Rather, it appeared the gas would be converted into LNG and exported to Southeast Asia.

Mr Statham said the Namibian gas industry had languished for about 30 years because neighbouring Angola was not interested in co-operating in a sub-Saharan project, and this was far too big a burden for the Namibian economy alone.

SA’s stalled Mineral and Petroleum Resources Development Act still requires whipping into shape, as potential energy investors find the legislation extremely unappealing in its current form.

"We have a fear in this country that our natural resources will be exploited and taken offshore," Statham said.

He said sub-Saharan African countries needed to sell much more energy among themselves, while enabling investment in this process.

There was also a worry in SA about the lack of policy regarding cleaner fuels, and how oil companies would recover the costs of upgrading their refineries.

Statham said oil and gas major Shell was still "fairly active" in SA, but domestic energy champion Sasol was playing a "waiting game" and was focusing on its US ethane cracker interests.

He said he could not imagine that Sasol would not want to be a player in SA’s energy markets, but that the existing gas distribution network was inadequate.

This affected prospects for Karoo shale gas exploration and put a focus on developing other options, such as LNG terminals at the Saldanha port near Cape Town and Coega harbour complex in the Eastern Cape.

However, PetroSA’s proposed 300,000 barrels-per-day Project Mthombo crude oil refinery for Coega had been in the pipeline for so long now that investors had become jaundiced.

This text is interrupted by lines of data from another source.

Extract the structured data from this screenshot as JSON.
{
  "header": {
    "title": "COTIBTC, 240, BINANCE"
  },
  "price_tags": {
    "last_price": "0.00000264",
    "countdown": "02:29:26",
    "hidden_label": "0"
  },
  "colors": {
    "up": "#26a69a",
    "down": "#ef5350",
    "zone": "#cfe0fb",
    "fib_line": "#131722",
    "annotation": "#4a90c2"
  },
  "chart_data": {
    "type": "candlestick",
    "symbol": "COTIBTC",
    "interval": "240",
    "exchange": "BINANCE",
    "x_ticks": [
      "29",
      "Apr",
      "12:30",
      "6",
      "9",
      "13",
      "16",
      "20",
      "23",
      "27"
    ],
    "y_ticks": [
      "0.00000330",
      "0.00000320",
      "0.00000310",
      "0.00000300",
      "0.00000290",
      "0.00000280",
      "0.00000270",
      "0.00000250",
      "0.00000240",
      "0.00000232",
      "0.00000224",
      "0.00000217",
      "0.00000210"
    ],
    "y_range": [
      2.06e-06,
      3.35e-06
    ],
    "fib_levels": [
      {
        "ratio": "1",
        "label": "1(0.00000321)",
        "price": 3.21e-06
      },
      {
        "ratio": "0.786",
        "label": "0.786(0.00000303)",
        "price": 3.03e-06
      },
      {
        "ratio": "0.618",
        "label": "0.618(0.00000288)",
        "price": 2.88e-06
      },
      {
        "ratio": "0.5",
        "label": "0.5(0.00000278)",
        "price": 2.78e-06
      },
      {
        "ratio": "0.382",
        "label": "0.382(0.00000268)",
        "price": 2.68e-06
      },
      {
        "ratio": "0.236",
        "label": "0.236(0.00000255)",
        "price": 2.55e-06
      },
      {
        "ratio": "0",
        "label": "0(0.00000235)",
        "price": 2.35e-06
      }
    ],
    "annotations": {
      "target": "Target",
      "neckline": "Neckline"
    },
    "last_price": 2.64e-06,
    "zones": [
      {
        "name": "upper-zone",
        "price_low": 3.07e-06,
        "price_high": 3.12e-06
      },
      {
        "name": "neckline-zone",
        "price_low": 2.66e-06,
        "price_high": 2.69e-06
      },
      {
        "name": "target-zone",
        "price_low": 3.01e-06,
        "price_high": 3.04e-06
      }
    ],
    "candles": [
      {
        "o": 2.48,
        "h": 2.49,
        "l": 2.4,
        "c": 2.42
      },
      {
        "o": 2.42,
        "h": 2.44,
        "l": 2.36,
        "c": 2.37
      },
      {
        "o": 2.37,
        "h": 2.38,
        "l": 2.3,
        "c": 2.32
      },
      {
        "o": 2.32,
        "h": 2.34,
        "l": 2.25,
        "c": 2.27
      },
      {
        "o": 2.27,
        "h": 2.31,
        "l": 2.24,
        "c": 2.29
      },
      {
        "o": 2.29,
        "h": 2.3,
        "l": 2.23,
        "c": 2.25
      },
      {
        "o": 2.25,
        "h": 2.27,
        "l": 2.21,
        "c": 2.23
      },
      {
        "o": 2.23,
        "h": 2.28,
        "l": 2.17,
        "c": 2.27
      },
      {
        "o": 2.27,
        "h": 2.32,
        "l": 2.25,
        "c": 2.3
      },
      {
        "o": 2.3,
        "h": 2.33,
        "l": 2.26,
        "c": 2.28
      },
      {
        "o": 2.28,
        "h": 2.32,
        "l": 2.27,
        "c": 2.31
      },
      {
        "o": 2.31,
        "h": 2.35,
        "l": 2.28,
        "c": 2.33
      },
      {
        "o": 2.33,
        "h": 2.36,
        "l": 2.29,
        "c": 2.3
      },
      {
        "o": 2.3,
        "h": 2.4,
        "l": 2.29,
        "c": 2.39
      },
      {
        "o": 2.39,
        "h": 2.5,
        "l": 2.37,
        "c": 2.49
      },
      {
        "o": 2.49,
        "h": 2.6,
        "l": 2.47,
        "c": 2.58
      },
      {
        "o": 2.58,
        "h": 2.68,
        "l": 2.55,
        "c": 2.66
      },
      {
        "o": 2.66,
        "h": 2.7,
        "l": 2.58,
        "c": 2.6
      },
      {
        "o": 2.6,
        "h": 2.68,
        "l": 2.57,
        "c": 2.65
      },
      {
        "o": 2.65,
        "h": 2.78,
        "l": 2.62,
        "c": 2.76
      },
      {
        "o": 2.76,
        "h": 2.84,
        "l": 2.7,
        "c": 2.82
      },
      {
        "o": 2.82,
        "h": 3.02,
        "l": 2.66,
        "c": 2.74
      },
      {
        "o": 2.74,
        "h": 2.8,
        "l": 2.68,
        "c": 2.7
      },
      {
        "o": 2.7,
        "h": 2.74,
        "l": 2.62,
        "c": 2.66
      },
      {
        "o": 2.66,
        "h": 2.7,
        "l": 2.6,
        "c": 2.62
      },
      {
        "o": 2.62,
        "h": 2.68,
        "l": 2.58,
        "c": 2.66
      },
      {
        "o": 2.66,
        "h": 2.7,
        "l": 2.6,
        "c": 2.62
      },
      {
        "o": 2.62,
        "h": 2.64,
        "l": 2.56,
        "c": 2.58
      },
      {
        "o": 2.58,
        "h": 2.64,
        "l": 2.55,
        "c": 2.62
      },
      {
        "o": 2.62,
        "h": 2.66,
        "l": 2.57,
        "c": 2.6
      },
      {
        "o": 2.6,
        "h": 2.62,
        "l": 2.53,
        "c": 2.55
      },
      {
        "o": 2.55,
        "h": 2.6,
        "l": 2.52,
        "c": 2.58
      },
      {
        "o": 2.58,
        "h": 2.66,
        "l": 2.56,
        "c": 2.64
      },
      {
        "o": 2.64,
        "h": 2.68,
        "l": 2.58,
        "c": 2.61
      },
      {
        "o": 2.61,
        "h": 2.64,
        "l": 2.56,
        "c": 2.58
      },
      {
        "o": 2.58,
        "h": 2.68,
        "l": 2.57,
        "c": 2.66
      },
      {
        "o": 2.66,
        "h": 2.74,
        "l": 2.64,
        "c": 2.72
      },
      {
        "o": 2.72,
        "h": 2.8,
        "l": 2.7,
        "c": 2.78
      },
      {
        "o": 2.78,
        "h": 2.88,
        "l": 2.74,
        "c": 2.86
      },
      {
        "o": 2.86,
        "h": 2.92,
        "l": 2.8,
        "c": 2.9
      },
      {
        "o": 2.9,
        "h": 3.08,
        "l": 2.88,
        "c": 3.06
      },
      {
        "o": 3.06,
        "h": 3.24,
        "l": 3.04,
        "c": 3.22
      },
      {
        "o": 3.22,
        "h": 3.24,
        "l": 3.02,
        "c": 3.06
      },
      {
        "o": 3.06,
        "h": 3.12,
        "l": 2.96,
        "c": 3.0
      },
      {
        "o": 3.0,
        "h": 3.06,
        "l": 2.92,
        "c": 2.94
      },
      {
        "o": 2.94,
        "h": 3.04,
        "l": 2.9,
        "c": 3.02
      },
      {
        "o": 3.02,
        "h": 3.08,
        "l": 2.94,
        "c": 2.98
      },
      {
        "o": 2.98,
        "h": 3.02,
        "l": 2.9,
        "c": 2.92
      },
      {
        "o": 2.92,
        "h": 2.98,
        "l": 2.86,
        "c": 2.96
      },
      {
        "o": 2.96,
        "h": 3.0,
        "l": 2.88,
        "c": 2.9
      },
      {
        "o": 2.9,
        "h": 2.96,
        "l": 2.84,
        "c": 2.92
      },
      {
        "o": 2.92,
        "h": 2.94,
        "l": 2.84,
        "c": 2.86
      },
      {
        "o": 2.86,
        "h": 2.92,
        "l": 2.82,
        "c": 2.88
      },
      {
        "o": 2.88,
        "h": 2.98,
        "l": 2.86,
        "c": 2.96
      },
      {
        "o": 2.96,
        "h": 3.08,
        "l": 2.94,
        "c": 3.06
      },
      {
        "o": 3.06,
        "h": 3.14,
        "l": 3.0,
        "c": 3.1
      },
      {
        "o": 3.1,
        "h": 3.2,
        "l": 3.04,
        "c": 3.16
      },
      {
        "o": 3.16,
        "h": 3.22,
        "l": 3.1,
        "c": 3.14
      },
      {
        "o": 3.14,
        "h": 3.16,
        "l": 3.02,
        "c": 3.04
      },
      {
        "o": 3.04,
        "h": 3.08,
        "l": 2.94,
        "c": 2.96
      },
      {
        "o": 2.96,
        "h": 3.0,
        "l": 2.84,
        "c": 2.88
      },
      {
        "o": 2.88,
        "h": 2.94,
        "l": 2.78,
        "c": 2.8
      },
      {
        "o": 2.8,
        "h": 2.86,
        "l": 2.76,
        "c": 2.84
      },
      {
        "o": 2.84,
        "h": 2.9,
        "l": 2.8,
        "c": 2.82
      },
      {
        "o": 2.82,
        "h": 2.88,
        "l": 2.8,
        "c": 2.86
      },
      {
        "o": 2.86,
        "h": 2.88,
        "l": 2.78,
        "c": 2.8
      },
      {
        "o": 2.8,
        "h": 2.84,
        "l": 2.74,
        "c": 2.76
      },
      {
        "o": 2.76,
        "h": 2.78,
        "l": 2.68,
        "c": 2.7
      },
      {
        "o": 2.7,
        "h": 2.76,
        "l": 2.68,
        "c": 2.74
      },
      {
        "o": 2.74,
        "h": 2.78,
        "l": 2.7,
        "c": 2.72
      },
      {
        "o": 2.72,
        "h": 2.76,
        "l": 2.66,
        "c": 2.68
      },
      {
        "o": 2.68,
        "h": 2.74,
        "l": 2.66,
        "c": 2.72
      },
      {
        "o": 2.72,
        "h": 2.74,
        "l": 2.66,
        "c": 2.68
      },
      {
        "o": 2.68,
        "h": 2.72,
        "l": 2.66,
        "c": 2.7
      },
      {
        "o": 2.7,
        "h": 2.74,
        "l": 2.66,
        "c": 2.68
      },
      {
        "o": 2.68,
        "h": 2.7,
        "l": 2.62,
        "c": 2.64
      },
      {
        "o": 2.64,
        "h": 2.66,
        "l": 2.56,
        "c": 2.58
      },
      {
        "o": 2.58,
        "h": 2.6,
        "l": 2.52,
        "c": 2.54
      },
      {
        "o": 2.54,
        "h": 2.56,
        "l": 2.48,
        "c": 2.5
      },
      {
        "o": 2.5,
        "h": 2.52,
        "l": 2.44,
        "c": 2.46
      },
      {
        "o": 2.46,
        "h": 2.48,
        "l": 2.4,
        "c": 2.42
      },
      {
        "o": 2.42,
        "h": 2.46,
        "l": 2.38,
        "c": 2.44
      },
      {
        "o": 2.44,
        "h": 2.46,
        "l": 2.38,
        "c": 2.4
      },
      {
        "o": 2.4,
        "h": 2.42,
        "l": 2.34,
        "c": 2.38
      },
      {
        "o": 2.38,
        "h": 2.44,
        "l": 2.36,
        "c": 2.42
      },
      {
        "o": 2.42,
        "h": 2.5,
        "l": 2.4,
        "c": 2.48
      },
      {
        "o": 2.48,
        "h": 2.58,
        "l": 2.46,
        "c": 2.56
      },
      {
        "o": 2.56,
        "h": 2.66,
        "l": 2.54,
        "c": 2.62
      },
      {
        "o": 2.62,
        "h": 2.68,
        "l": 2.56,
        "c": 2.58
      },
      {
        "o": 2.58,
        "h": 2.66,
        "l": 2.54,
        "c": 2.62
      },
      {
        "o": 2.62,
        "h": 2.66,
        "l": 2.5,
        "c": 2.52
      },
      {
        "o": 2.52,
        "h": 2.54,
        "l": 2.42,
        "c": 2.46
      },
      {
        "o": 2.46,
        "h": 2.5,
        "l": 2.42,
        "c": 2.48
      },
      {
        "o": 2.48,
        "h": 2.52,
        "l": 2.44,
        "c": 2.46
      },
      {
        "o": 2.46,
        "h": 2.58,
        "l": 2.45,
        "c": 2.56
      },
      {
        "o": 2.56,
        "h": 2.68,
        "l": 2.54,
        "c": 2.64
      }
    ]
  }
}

Tagged at an estimated cost of R120bn, the project aims to ensure security of supply of transportation fuels for the country by reducing imports of petroleum products and producing cleaner fuels.

Christoph Frei, secretary-general of the World Energy Council, says unconventional gas supplies, led by the US shale gas revolution, have contributed to the structural shifts that are under way in global natural gas markets.

He said all conventional business models of energy supply were under pressure from carbon emissions to changing markets conditions — such as low oil prices and the effect this had on shale gas projects — as smart energy solutions and lower barriers to entry increasingly became the norm.

"Globally, there is massive pressure for innovation," Frei said. But he said project funding and money for training personnel was difficult to find in existing markets.

He said SA needed to solve its "policy challenges" with regard to drafting energy plans.

The World Energy Council’s "energy trilemma index", which ranks countries in terms of their "likely ability to provide sustainable energy policies", places SA 84th out of 130 nations.

SA is ranked last out of the index’s 130 countries in the environmental sustainability subsector of energy supply.

Frei said low commodity prices coupled with the need for green energy solutions had pushed countries including Japan and South Korea to options for gas-fired energy rather than coal.

But in rural Africa — where power supply was largely nonexistent — the obvious move was towards renewable energies such as wind and solar, he said.